Evaluation of pesticides challenged before the Court of Justice of the European Union

  October 16, 2017

This post by Guillaume Tumerelle, a lawyer for volunteer reapers, was published on his href=”http://www.avocats-tumerelle.fr/2017/10/12/levaluation-des-pesticides-remises-en-cause-devant-la-cour-de-justice-de-lunion-europeenne/”>blog .

We represent activists from the volunteer reapers’ collective who are being sued before the Foix Correctional Court for neutralizing glyphosate-based herbicide cans in various supermarkets. The activists had painted the cans to make them unsaleable. They were prosecuted before the Tribunal for damage to the property of others in a meeting and could face up to five years’ imprisonment and a fine of 75,000 euros.

For the defence of voluntary reapers, we have chosen among other arguments to raise the illegality of European texts providing for an inadequate method of evaluating pesticides before they are placed on the market. We asked the “Tribunal correctionnel de Foix” to refer the matter to the Court of Justice of the European Union, the highest judicial body, in order to question it on the validity of European legislation with regard to the precautionary principle. We felt that many recent scientific publications have demonstrated the existence of risks associated with glyphosate and especially co-formulants, which are insufficiently analysed before they are placed on the market. In particular, Glyphosate has been classified as a probable carcinogen by IARC, which is an agency of the World Health Organization.
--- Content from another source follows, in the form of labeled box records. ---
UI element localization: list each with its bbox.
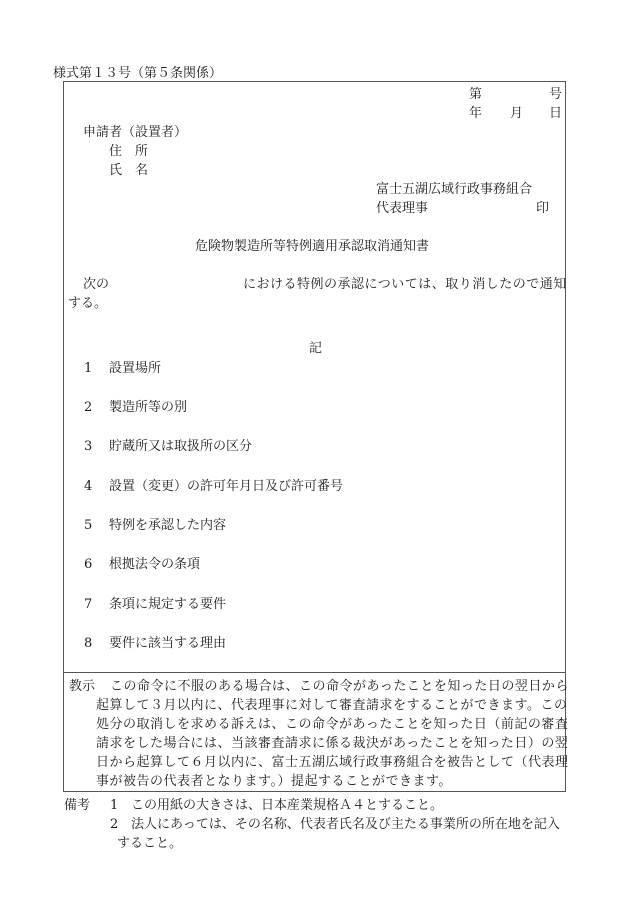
instruction-line: 事が被告の代表者となります。）提起することができます。 [96, 772, 452, 791]
instruction-line: 日から起算して６月以内に、富士五湖広域行政事務組合を被告として（代表理 [96, 753, 569, 772]
number-prefix: 第 [469, 85, 482, 104]
item-label: 貯蔵所又は取扱所の区分 [109, 437, 252, 456]
item-number: 4 [84, 477, 92, 496]
item-label: 設置（変更）の許可年月日及び許可番号 [109, 477, 343, 496]
item-label: 製造所等の別 [109, 398, 187, 417]
item-number: 2 [84, 398, 92, 417]
item-number: 6 [84, 555, 92, 574]
remark-number: 2 [110, 815, 118, 834]
applicant-title: 申請者（設置者） [83, 123, 187, 142]
document-title: 危険物製造所等特例適用承認取消通知書 [195, 237, 429, 256]
item-label: 条項に規定する要件 [109, 595, 226, 614]
instruction-line: 処分の取消しを求める訴えは、この命令があったことを知った日（前記の審査 [96, 715, 568, 734]
instruction-label: 教示 [69, 677, 95, 696]
remark-text: 法人にあっては、その名称、代表者氏名及び主たる事業所の所在地を記入 [131, 815, 560, 834]
remark-text-continued: すること。 [117, 834, 182, 853]
remark-number: 1 [110, 796, 118, 815]
item-number: 7 [84, 595, 92, 614]
name-label: 氏 名 [109, 161, 148, 180]
body-line2: する。 [68, 294, 107, 313]
instruction-line: 起算して３月以内に、代表理事に対して審査請求をすることができます。この [96, 696, 567, 715]
body-line1-suffix: における特例の承認については、取り消したので通知 [243, 275, 567, 294]
item-number: 1 [84, 359, 92, 378]
item-number: 8 [84, 634, 92, 653]
item-label: 要件に該当する理由 [109, 634, 226, 653]
instruction-divider [63, 672, 566, 673]
item-number: 5 [84, 516, 92, 535]
remarks-label: 備考 [64, 796, 90, 815]
item-number: 3 [84, 437, 92, 456]
day-label: 日 [549, 104, 562, 123]
address-label: 住 所 [109, 142, 148, 161]
month-label: 月 [510, 104, 523, 123]
issuer-organization: 富士五湖広域行政事務組合 [376, 180, 532, 199]
issuer-representative: 代表理事 [376, 199, 428, 218]
item-label: 根拠法令の条項 [109, 555, 200, 574]
remark-text: この用紙の大きさは、日本産業規格Ａ４とすること。 [131, 796, 443, 815]
item-label: 特例を承認した内容 [109, 516, 226, 535]
body-line1-prefix: 次の [83, 275, 109, 294]
number-suffix: 号 [549, 85, 562, 104]
ki-heading: 記 [309, 339, 322, 358]
seal-mark: 印 [536, 199, 549, 218]
year-label: 年 [469, 104, 482, 123]
instruction-line: 請求をした場合には、当該審査請求に係る裁決があったことを知った日）の翌 [96, 734, 568, 753]
item-label: 設置場所 [109, 359, 161, 378]
instruction-line: この命令に不服のある場合は、この命令があったことを知った日の翌日から [110, 677, 569, 696]
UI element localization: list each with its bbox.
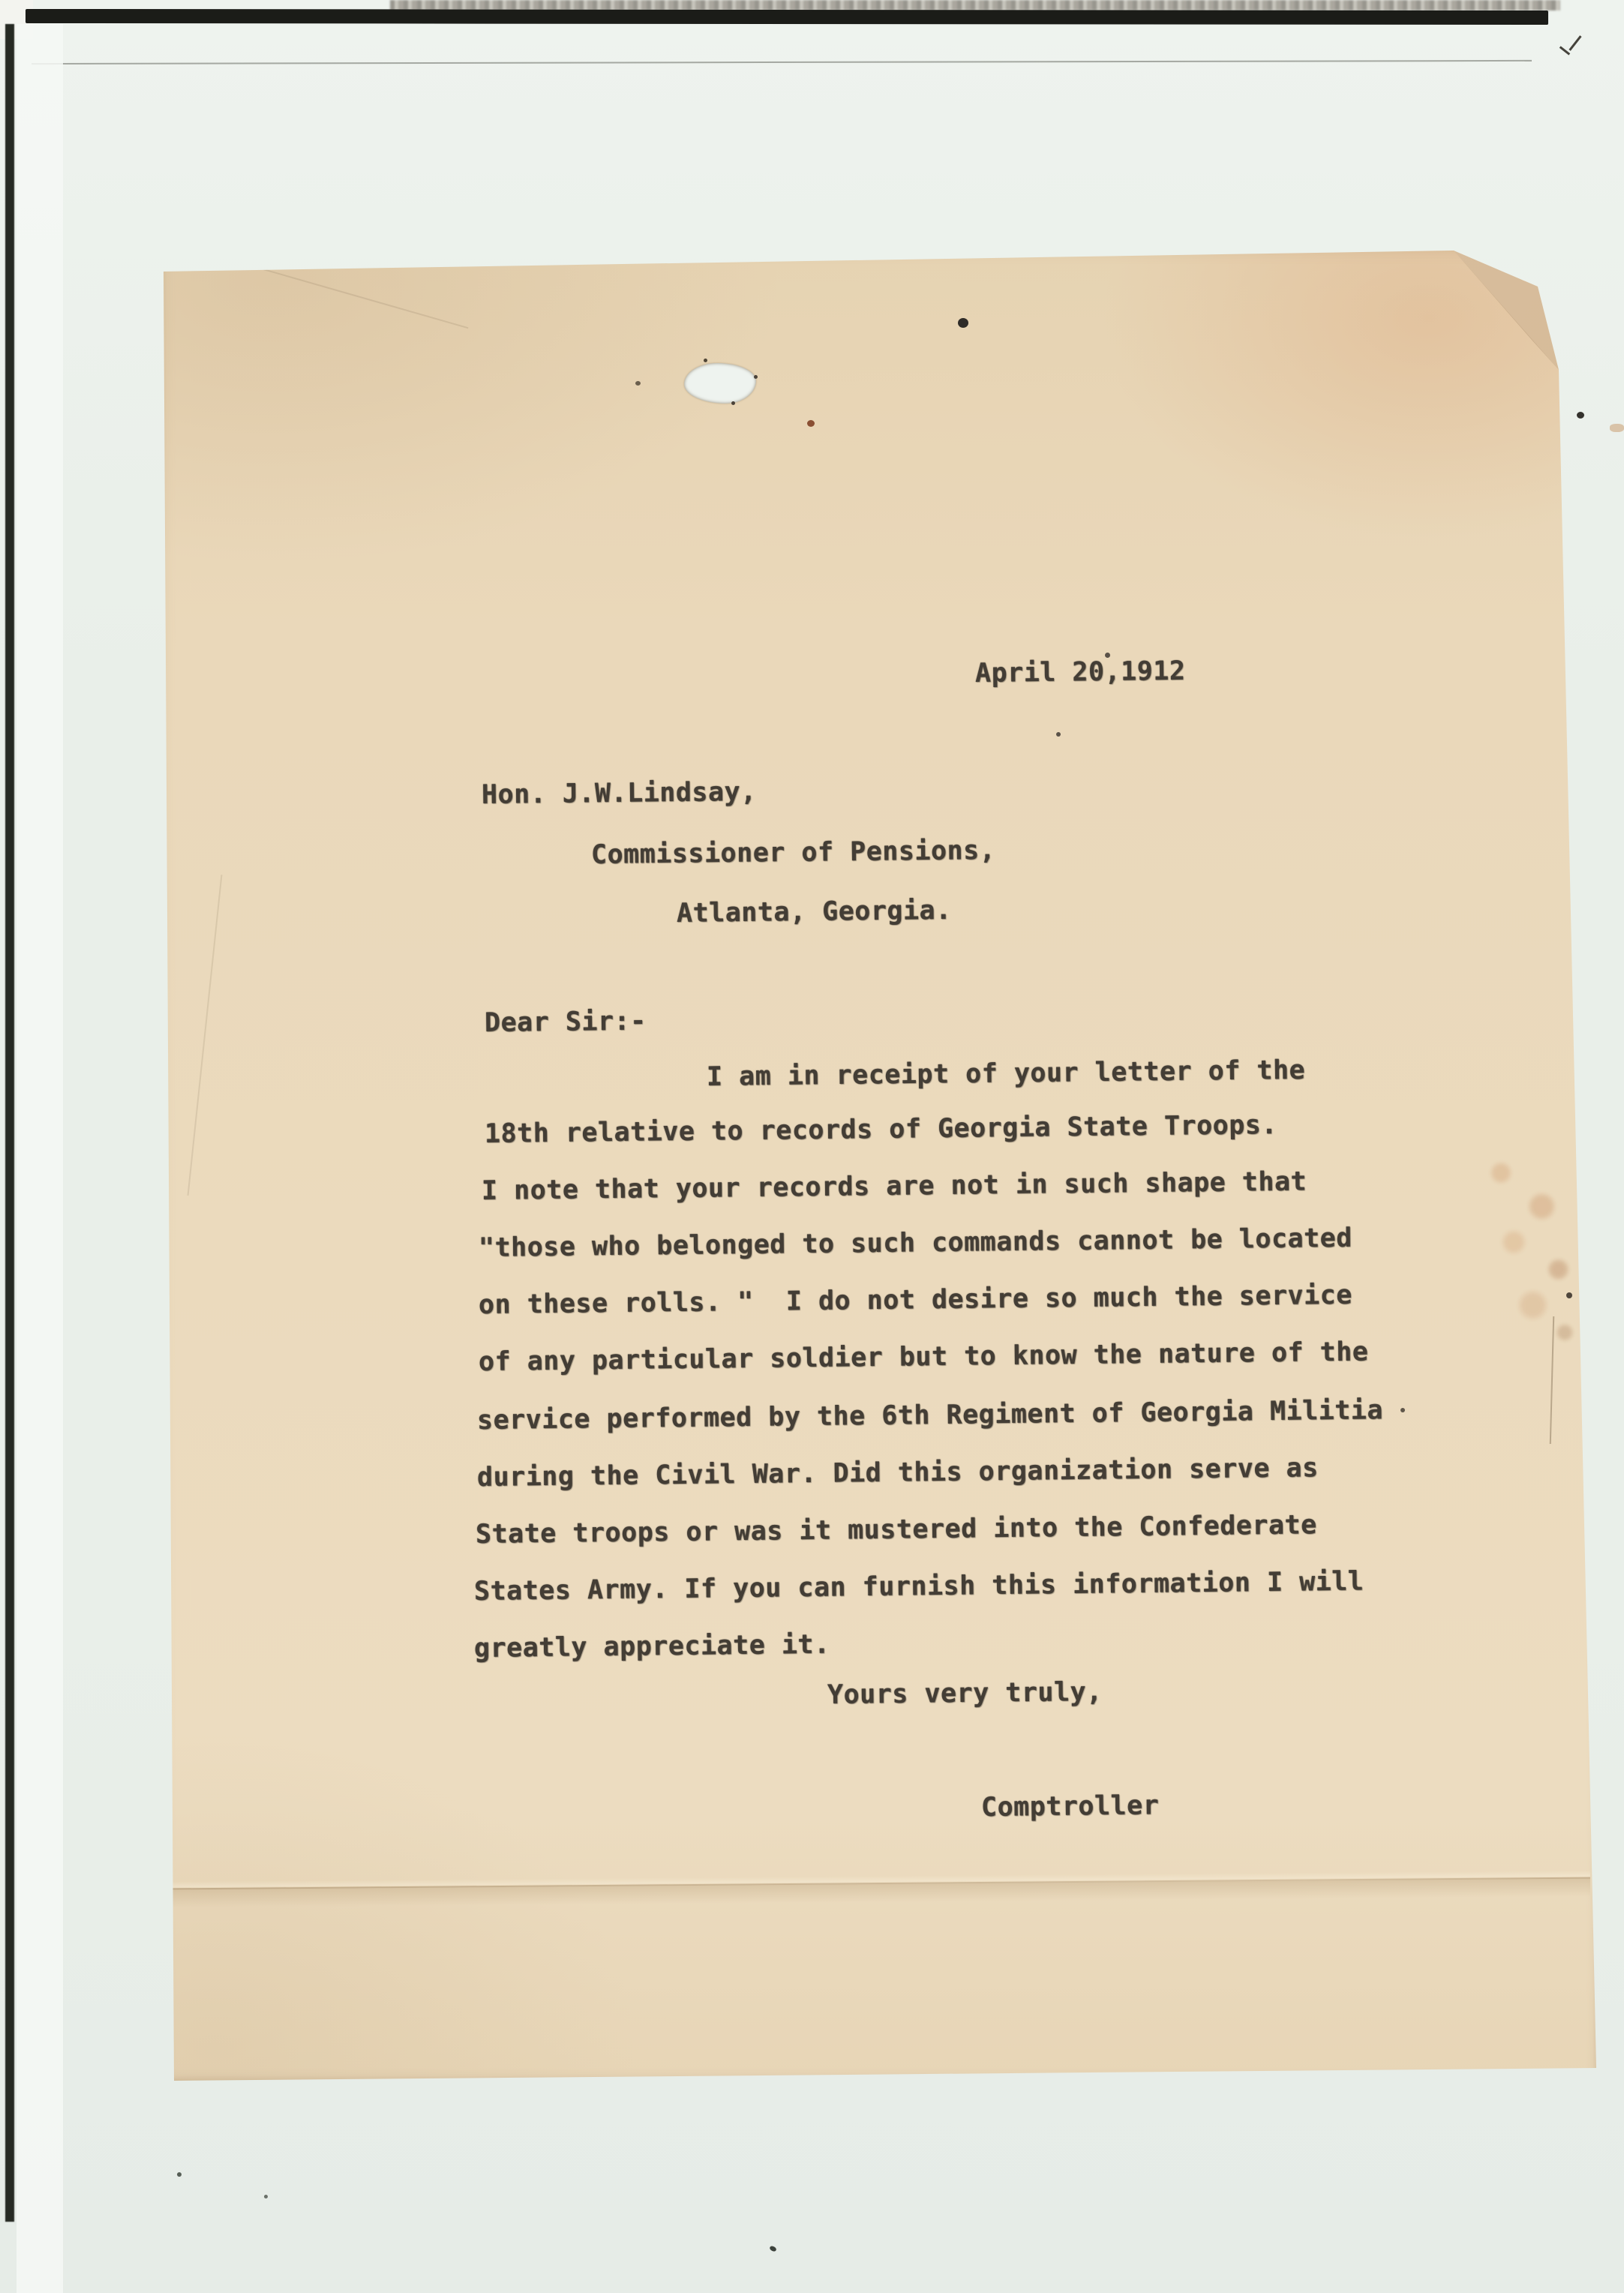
recipient-line: Atlanta, Georgia. — [677, 898, 952, 927]
body-line: State troops or was it mustered into the… — [476, 1512, 1317, 1548]
pen-mark — [1559, 46, 1570, 55]
body-line: greatly appreciate it. — [474, 1632, 830, 1662]
signature-title: Comptroller — [981, 1793, 1160, 1821]
ink-speck — [958, 318, 968, 328]
scanner-top-dark-bar — [26, 9, 1548, 25]
scanned-letter-page: April 20,1912 Hon. J.W.Lindsay, Commissi… — [0, 0, 1624, 2293]
ink-speck — [1400, 1408, 1405, 1412]
body-line: 18th relative to records of Georgia Stat… — [485, 1112, 1277, 1148]
ink-speck — [1566, 1292, 1572, 1298]
foxing-stains — [1463, 1148, 1590, 1358]
body-line: during the Civil War. Did this organizat… — [477, 1455, 1319, 1491]
recipient-line: Commissioner of Pensions, — [591, 838, 996, 869]
salutation: Dear Sir:- — [485, 1009, 647, 1037]
background-speck — [1577, 412, 1584, 419]
closing: Yours very truly, — [827, 1679, 1103, 1709]
paper-crease-mark — [252, 266, 469, 329]
paper-hole — [684, 363, 756, 404]
paper-crease-mark — [188, 875, 223, 1196]
body-line: I note that your records are not in such… — [482, 1169, 1307, 1205]
background-speck — [1610, 424, 1624, 432]
folded-corner-flap — [158, 244, 1601, 2085]
body-line: I am in receipt of your letter of the — [707, 1058, 1306, 1091]
body-line: "those who belonged to such commands can… — [479, 1226, 1352, 1262]
body-line: service performed by the 6th Regiment of… — [477, 1397, 1383, 1434]
chip-speck — [731, 401, 735, 405]
body-line: on these rolls. " I do not desire so muc… — [479, 1283, 1352, 1319]
body-line: States Army. If you can furnish this inf… — [474, 1569, 1364, 1605]
chip-speck — [754, 375, 758, 379]
letter-date: April 20,1912 — [975, 659, 1186, 687]
background-speck — [177, 2172, 182, 2177]
scanner-faint-line — [32, 60, 1532, 65]
background-speck — [769, 2245, 777, 2252]
recipient-line: Hon. J.W.Lindsay, — [482, 779, 757, 809]
ink-speck — [1056, 732, 1061, 737]
letter-paper: April 20,1912 Hon. J.W.Lindsay, Commissi… — [158, 244, 1601, 2085]
chip-speck — [704, 359, 707, 362]
scanner-left-light-strip — [17, 24, 63, 2293]
chip-speck — [635, 381, 641, 386]
rust-speck — [807, 420, 815, 427]
scanner-left-dark-edge — [5, 24, 14, 2222]
body-line: of any particular soldier but to know th… — [479, 1340, 1369, 1376]
pen-mark — [1568, 35, 1581, 51]
background-speck — [264, 2195, 268, 2198]
folded-corner-crease — [158, 244, 1601, 2085]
Contrary to all expectations, prosecutor Karine BOUISSET followed our position and requested at the correctional hearing of August 17,2017 to refer the matter to the Court of Justice of the European Union. The decision was reserved at the October 12,2017 hearing.

On October 12, 2017, the “Tribunal correctionnel de Foix” resumed our requests and asked the European Court of Justice to refer four questions to it. In summary, the questions concern the validity of methods for evaluating pesticides (glyphosate or other), the fact that only the active ingredient is analysed, the absence of analysis of the “cocktail effect” produced by the combination of several molecules and which multiplies the toxic effect of a pesticide product, and the absence of sufficient analyses of the finished product as marketed.

The four questions are as follows:

1 / Is the European regulation in line with the precautionary principle when it fails to define precisely what an active substance is, leaving the petitioner to choose what it describes as an active substance in his product, and leaving the petitioner the possibility of directing the entirety of his application dossier to a single active substance when his finished product contains several active substances?

2/ Are the precautionary principle and the impartiality of marketing authorisation guaranteed when the tests, analyses and evaluations necessary for the examination of the file are carried out solely by the obviously partial petitioners in their presentation, without any independent counter-analysis, and by not publishing their reports on applications for authorisation under cover of industrial secrecy?

3/ Is the European regulation in conformity with the precautionary principle when it takes no account of the plurality of active substances and their cumulative effect? In particular when it does not provide for any specific, comprehensive analysis at European level of the cumulations of active substances within the same product?

4/ Is the European regulation in conformity with the precautionary principle when it dispenses in its chapters 3 and 4 with toxicity analyses (genotoxicity, examination of carcinogenicity, examination of endocrine disruption…), pesticide products in their commercial formulations as placed on the market and as consumers and the environment are exposed to them, imposing only summary tests always carried out by the petitioner?

This decision by the “Tribunal correctionnel de Foix” will make it possible to call into question European legislation and its shortcomings in the evaluation of pesticide products, not only for highly criticized glyphosate, but also for other pesticides that are marketed on the basis of the same regulation.

The file is therefore taking a European turn and could have a decisive impact on the applicable legislation.